Zurück in die fremde Heimat

Wir sind damit aufgewachsen, dass jeder sein Brötchen mit Belag hat. Plötzlich bist du auf dem Dorf, deine Eltern haben nichts, manche Kinder haben sogar ihre deutsche Sprache verlernt", sagt Monica Nambelela. "Die Eltern einer Freundin von mir waren Politiker, sie konnten sich Brot und Butter leisten. Bei uns gab es nur Hirsebrei". Manche Kinder landen im Auffanglager oder kommen in Pflegefamilien. Ihre Eltern sind tot, können nicht gefunden werden oder lehnen sie ab.

Auf der Bühne: Das Spiel des Lebens ihrer Eltern. Auf der Bühne: Sabrina Kaulinge, 18 Jahre, Schülerin aus Swakopmund, Namibia. Sie spielt eines der namibischen Heimkinder. Ihre Eltern waren beide in der DDR. "Ich kann mir das gar nicht vorstellen, in ein Land zu müssen, das ich gar nicht kenne. Ohne zu wissen, wer mich abholen wird oder wo ich am Ende bleibe", erzählt Sabrina. Über ihre Kindheit haben die Eltern mit ihr nie gesprochen. "Ich bin sehr froh, dass meine Eltern stark waren, dass ein Elternteil von mir immer weitermacht, sich nicht unterkriegen lässt, nach allem, was sie hinter sich haben", sagt sie, während sie mit der rechten Hand an ihren Rastalocken spielt. Ihre Mutter ist gestorben.

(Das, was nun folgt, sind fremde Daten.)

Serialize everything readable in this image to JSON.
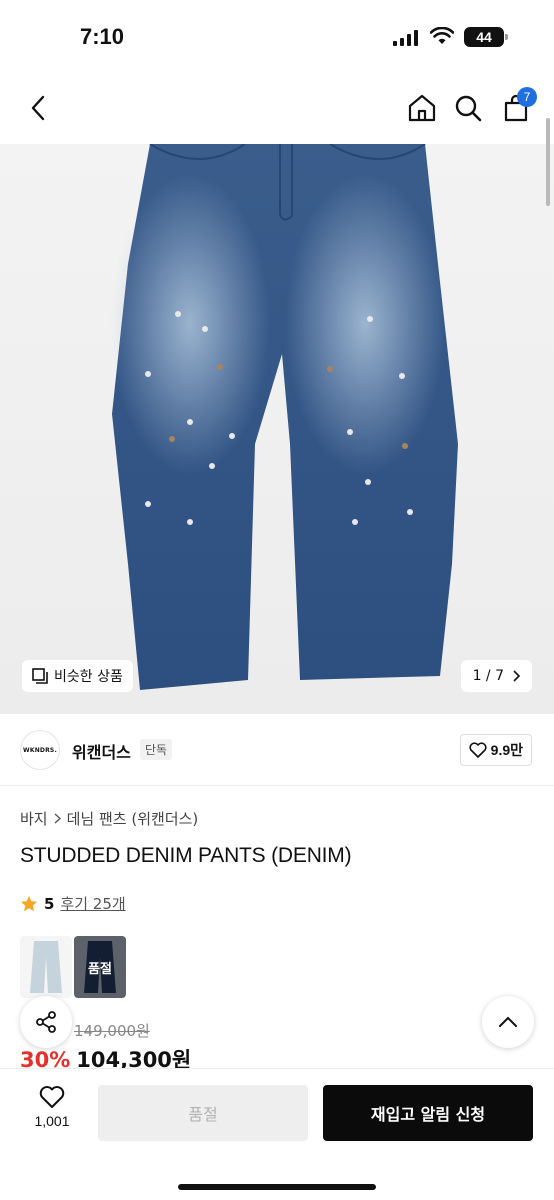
{
  "status_bar": {
    "time": "7:10",
    "battery": "44"
  },
  "nav": {
    "cart_count": "7"
  },
  "gallery": {
    "similar_label": "비슷한 상품",
    "counter": "1 / 7"
  },
  "brand": {
    "logo_text": "WKNDRS.",
    "name": "위캔더스",
    "tag": "단독",
    "likes": "9.9만"
  },
  "breadcrumb": {
    "level1": "바지",
    "level2": "데님 팬츠 (위캔더스)"
  },
  "product": {
    "title": "STUDDED DENIM PANTS (DENIM)",
    "rating": "5",
    "review_link": "후기 25개",
    "colors": [
      {
        "name": "light",
        "soldout": false
      },
      {
        "name": "denim",
        "soldout": true,
        "soldout_label": "품절"
      }
    ],
    "original_price": "149,000원",
    "discount": "30%",
    "sale_price": "104,300원"
  },
  "bottom_bar": {
    "wish_count": "1,001",
    "soldout_label": "품절",
    "restock_label": "재입고 알림 신청"
  },
  "colors": {
    "accent_blue": "#1f6fe0",
    "discount_red": "#e5302b",
    "star": "#f5a623"
  }
}
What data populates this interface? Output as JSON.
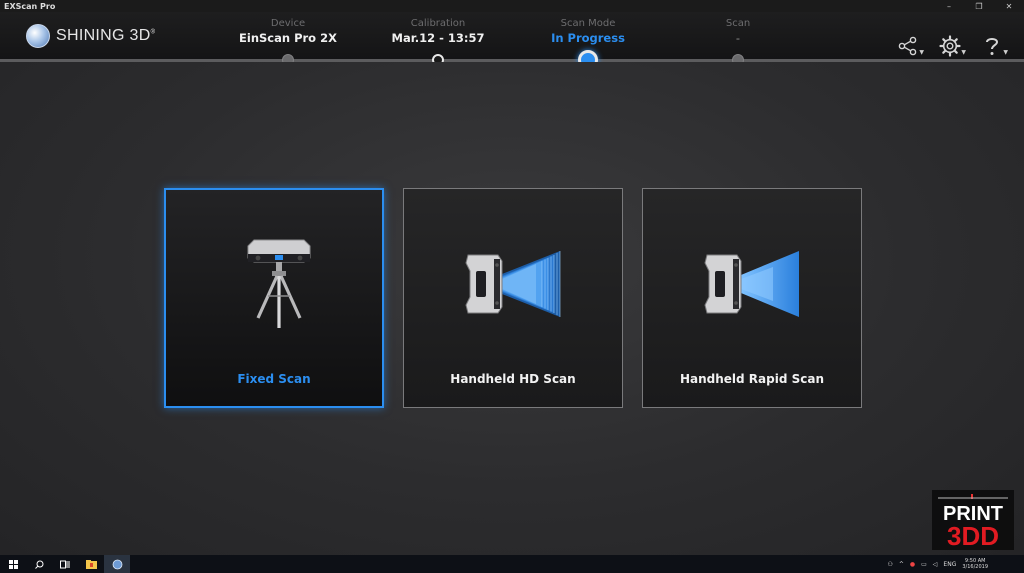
{
  "window": {
    "title": "EXScan Pro",
    "controls": [
      "–",
      "❐",
      "✕"
    ]
  },
  "header": {
    "logo_text": "SHINING 3D",
    "logo_mark": "®",
    "steps": [
      {
        "label": "Device",
        "value": "EinScan Pro 2X",
        "state": "done"
      },
      {
        "label": "Calibration",
        "value": "Mar.12 - 13:57",
        "state": "done"
      },
      {
        "label": "Scan Mode",
        "value": "In Progress",
        "state": "active"
      },
      {
        "label": "Scan",
        "value": "-",
        "state": "pending"
      }
    ],
    "icons": [
      "share-icon",
      "settings-icon",
      "help-icon"
    ]
  },
  "scan_modes": [
    {
      "label": "Fixed Scan",
      "selected": true,
      "icon": "tripod-scanner-icon"
    },
    {
      "label": "Handheld HD Scan",
      "selected": false,
      "icon": "handheld-hd-scanner-icon"
    },
    {
      "label": "Handheld Rapid Scan",
      "selected": false,
      "icon": "handheld-rapid-scanner-icon"
    }
  ],
  "watermark": {
    "line1": "PRINT",
    "line2": "3DD"
  },
  "taskbar": {
    "items": [
      "windows-start-icon",
      "search-icon",
      "task-view-icon",
      "file-explorer-icon",
      "exscan-app-icon"
    ],
    "tray_language": "ENG",
    "clock_time": "9:50 AM",
    "clock_date": "3/16/2019"
  },
  "colors": {
    "accent": "#2b8ef0",
    "background": "#2a2a2c",
    "header": "#1a1a1b"
  }
}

Das Theaterstück ist in Deutschland und Namibia zu sehenBild: Theater Osnabrück/U.Lewandowski

Keine endgültige Aussage

Auf der Bühne: Das Spiel des Lebens von Monica Nambelela, Irmgard Kaltofen, der Eltern von Sabrina Kaulinge ist zu Ende. Das Theater leert sich. "Wir können keine endgültige Aussage treffen. War es ein gutes oder ein schlechtes Projekt?" Alles hat zwei Seiten", sagt Marie Senf, die Dramaturgin. "Die letztgültige Aussage gibt es nicht, allein schon, weil viele Menschen von damals noch leben und die Geschichten weitergehen."